Paper: Sarcoidosis cases in workers from British Columbian industries with potential beryllium exposure

Author(s) and Affiliation(s):
Tim K. Takaro, Faculty of Health Sciences, SFU, Burnaby
Chris McLeod, Centre for Health Services and Policy Research, UBC, Vancouver
Mieke Koehoorn, School of Environmental Health, UBC, Vancouver
Paul Demers, School of Environmental Health, UBC, Vancouver
Day/Time: Friday at 13:30
Room: St. Patrick Room, 3rd Floor
Objectives:

Chronic beryllium disease (CBD) is a growing problem for nations with industries that use beryllium, with cases reported from U.S., eastern Canada, Germany, France, the U.K., Sweden, Poland, S. Korea, Japan, Israel and Kazakhstan. No cases of CBD have been diagnosed in workers of British Columbia (BC) despite many potential exposure settings. This investigation identified cases of sarcoidosis, a disease often confused with CBD, between 1991 and 2006 in BC workers with potential beryllium exposure.

Methods:

The study utilized administrative databases from BC’s single payer health system to link cases of sarcoidosis to employers with potential beryllium exposure. Such employers were selected a-priori based on census data, industry directories, website searches and expert opinion. Cases were either ICD-9 or ICD-10 classified sarcoidosis.

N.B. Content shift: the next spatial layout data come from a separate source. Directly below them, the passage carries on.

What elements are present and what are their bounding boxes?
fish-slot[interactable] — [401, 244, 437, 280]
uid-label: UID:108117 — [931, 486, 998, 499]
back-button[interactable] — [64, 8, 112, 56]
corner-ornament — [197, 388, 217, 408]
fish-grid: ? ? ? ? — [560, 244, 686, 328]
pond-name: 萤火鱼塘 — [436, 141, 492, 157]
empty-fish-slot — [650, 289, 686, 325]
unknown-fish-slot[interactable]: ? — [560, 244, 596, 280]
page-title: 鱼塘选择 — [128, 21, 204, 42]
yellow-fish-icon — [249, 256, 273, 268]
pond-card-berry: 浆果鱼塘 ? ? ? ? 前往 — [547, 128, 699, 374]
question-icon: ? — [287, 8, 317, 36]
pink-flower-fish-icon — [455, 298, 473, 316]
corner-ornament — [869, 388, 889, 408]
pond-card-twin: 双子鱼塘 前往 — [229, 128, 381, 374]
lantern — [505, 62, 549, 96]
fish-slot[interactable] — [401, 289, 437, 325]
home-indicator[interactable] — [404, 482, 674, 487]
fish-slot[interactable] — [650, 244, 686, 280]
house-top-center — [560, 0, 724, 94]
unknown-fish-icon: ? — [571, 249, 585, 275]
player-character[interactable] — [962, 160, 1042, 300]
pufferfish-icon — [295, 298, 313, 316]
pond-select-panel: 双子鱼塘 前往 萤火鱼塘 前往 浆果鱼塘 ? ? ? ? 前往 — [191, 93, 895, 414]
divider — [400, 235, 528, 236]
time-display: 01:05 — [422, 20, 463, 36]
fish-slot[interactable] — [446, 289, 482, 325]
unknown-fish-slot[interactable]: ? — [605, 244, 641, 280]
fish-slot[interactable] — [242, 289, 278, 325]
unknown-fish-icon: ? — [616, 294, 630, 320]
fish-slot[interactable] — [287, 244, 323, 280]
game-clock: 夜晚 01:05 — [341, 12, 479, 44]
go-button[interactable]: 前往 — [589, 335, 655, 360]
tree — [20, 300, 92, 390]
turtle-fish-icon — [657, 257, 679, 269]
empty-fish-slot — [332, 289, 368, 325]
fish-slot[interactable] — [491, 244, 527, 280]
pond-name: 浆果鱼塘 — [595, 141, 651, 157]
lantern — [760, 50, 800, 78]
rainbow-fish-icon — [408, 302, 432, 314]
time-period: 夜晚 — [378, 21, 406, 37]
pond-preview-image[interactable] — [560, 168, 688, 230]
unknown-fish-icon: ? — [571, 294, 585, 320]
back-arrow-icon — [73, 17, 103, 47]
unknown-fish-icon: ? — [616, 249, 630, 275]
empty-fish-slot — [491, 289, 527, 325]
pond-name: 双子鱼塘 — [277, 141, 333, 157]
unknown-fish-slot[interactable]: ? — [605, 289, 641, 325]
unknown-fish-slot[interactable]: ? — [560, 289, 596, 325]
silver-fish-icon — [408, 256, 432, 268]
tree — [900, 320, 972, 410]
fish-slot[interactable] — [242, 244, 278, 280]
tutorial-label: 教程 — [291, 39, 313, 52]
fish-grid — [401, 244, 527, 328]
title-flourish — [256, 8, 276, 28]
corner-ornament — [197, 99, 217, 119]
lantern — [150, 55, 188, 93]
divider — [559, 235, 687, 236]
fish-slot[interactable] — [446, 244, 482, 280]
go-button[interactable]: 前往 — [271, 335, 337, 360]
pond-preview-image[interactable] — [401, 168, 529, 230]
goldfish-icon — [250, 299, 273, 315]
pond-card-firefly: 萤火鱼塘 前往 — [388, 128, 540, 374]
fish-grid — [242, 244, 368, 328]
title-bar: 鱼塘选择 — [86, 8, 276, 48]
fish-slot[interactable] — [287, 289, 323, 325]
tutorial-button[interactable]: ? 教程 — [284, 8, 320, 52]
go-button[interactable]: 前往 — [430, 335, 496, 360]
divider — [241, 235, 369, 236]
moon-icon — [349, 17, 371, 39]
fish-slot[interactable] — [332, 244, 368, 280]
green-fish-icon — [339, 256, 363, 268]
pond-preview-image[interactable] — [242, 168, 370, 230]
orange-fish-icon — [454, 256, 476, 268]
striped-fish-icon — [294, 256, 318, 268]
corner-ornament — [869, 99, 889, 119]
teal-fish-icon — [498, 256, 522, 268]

Denominators were from industry estimates from 2006 Canadian Census data.

Results:

A total of 2,663 sarcoidosis cases were found in the cohort, with 201 cases in high-risk industries. The overall sarcoidosis rate in non-beryllium industries was 11.6/10,000 workers for the larger ICD-9 derived cohort (n= 1958) and 2.9 for ICD-10 cohort (2001-2006, N=504). This mean was used as a threshold to indicate elevated rates in beryllium industries. Twelve potential beryllium industries had rates > 11.6, in the early years and eight > 2.9 in the later years. The highest rates were in electric power generation, boiler, tank and container manufacture and aircraft maintenance.

Conclusions:

We used the BC health linked databases to identify several industries in the province with potential beryllium exposure and elevated rates of sarcoidosis. Sentinel cases of beryllium sensitization or early disease might be identified in these industries using the beryllium lymphocyte proliferation test.